From Texas Public Radio:
Jacilet Griffin-Lee’s family was never the same after her son was arrested and sent to the Harris County jail. At a February hearing, she had three minutes to describe to a commission of state regulators the impact of Texas’ largest jail on her family.
“Nightly, my ears are ringing with my son’s last conversation. ‘Momma, get me out of here. I’mma die in here,’ ” she said.
Her son Evan Lee was murdered not long after. She is one of the dozens of families impacted by violence inside the Harris County Jail, statistically the most violent in the state, which saw a 20 year high in deaths.
When Griffin-Lee finished, another person spoke about another tragedy at another jail.

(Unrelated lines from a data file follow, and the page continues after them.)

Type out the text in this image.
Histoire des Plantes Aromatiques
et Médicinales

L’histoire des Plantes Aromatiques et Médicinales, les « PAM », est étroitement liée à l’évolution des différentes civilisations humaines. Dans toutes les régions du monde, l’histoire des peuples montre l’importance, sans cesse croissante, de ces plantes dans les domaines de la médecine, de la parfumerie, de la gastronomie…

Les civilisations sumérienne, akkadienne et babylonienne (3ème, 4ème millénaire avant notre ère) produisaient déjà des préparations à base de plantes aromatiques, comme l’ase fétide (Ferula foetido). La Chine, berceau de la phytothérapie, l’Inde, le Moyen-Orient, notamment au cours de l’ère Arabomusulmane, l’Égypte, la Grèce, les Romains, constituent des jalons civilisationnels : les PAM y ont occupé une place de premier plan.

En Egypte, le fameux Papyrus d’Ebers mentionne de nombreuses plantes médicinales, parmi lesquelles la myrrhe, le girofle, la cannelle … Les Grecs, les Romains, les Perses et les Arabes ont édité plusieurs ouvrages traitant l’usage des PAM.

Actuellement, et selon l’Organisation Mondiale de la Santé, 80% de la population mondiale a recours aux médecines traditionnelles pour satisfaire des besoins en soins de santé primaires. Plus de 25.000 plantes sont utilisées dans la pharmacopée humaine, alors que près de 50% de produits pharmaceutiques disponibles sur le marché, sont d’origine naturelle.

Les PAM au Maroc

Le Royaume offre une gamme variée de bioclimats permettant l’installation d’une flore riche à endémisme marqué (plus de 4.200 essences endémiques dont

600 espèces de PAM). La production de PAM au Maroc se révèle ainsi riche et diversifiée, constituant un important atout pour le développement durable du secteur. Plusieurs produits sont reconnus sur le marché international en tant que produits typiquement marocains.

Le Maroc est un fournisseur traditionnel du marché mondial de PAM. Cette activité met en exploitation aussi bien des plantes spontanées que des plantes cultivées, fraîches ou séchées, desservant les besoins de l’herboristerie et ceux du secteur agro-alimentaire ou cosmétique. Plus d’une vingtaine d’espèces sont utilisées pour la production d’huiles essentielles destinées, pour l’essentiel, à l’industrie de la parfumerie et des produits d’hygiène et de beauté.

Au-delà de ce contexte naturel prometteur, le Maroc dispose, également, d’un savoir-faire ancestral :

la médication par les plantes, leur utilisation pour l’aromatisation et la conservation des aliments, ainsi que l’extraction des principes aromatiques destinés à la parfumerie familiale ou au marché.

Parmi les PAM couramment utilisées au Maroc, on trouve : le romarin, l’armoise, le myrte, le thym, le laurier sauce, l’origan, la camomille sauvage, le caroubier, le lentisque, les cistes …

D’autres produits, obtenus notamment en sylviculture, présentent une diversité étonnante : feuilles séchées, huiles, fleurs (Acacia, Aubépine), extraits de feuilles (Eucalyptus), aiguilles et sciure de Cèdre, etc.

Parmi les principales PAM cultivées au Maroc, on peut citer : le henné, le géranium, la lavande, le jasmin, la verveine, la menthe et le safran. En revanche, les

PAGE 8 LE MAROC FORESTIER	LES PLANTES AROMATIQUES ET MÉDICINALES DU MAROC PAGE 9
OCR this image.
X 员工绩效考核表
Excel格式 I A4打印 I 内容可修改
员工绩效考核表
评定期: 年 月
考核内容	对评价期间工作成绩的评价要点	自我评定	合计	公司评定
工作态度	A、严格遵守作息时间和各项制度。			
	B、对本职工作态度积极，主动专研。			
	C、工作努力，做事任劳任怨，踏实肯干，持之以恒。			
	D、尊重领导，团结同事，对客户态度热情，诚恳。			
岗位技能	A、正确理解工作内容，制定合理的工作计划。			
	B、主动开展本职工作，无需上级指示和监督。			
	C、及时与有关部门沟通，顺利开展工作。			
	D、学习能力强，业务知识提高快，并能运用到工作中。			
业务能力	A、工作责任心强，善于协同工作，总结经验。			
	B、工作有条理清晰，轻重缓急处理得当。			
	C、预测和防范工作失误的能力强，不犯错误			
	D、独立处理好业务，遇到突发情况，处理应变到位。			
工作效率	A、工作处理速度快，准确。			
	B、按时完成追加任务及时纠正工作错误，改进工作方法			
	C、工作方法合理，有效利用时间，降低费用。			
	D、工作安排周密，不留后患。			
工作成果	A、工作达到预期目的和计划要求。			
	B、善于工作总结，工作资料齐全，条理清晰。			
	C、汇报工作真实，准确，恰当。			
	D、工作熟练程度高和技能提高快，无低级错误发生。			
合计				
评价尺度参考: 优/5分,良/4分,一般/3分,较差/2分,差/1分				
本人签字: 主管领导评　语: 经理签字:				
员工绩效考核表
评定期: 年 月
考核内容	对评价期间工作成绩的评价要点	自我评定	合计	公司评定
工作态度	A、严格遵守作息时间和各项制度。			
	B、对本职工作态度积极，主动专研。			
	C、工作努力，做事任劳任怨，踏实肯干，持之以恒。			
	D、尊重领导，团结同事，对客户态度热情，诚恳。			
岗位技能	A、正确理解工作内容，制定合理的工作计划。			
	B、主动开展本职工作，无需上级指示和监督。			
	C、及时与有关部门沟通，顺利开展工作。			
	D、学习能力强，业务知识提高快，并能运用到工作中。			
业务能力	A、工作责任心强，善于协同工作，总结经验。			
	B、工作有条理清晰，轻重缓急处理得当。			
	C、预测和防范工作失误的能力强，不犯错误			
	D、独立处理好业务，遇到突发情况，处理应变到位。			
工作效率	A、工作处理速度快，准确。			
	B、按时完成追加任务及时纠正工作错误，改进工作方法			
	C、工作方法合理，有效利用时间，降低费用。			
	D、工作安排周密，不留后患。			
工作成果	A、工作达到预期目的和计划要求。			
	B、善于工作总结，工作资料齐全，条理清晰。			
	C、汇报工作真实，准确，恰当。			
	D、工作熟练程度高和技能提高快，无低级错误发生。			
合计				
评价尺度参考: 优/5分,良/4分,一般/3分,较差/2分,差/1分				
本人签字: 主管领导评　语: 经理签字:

“These are human beings who are presumed innocent. But they’re too poor to post bond,” said one woman speaking about the Hays County Jail.
And then another.
“I’m embarrassed to sit in this room and hear the atrocities that happen,” said David Lee Sincere, Reverend of Fort Bend Transformation Church.
These quarterly meetings usually have one or two community members sharing experiences. But on this day, it was nearly 20 — families, friends, former incarcerated — all frustrated and heartbroken people. It was the most speakers the commission ever had, and it took up nearly 90 minutes, or half the meeting.
Across the state, the number of jail deaths, assaults, the lack of deliberate medical care and other serious incidents are all up, rising along with jail population counts.
The state now holds more than 70,000 people across its 242 jails. The growth is increasingly pushing the institutions to their limits.
In December, nearly two out of three people in a Texas county jail were legally innocent — not convicted. But they are subjected to rises in suicide, murder, and assaults, according to state data.
“Balls are being dropped,” said Brandon Wood, executive director of the Texas Commission on Jail Standards.
Texas jail populations saw a rise of more than 9% from January 2022 to January 2023. As more jails fill up, more balls are likely to be dropped.
“If you become overcrowded, it’s like anything else,” Wood explained. “And you start putting more people into a space that it was originally designed for, that tension levels rise.”
Those numbers make it hard for jailers to manage people. Many at the commission meeting spoke about the lack of adequate medical care.
“Giving birth in Harris County [Jail] was the worst thing I have ever lived through,” said Amy Growcock.
She was arrested for being late providing a urine sample for her probation and sat in the jail for days — three of which she was in active labor — but she said Harris County Jail staff didn’t believe her.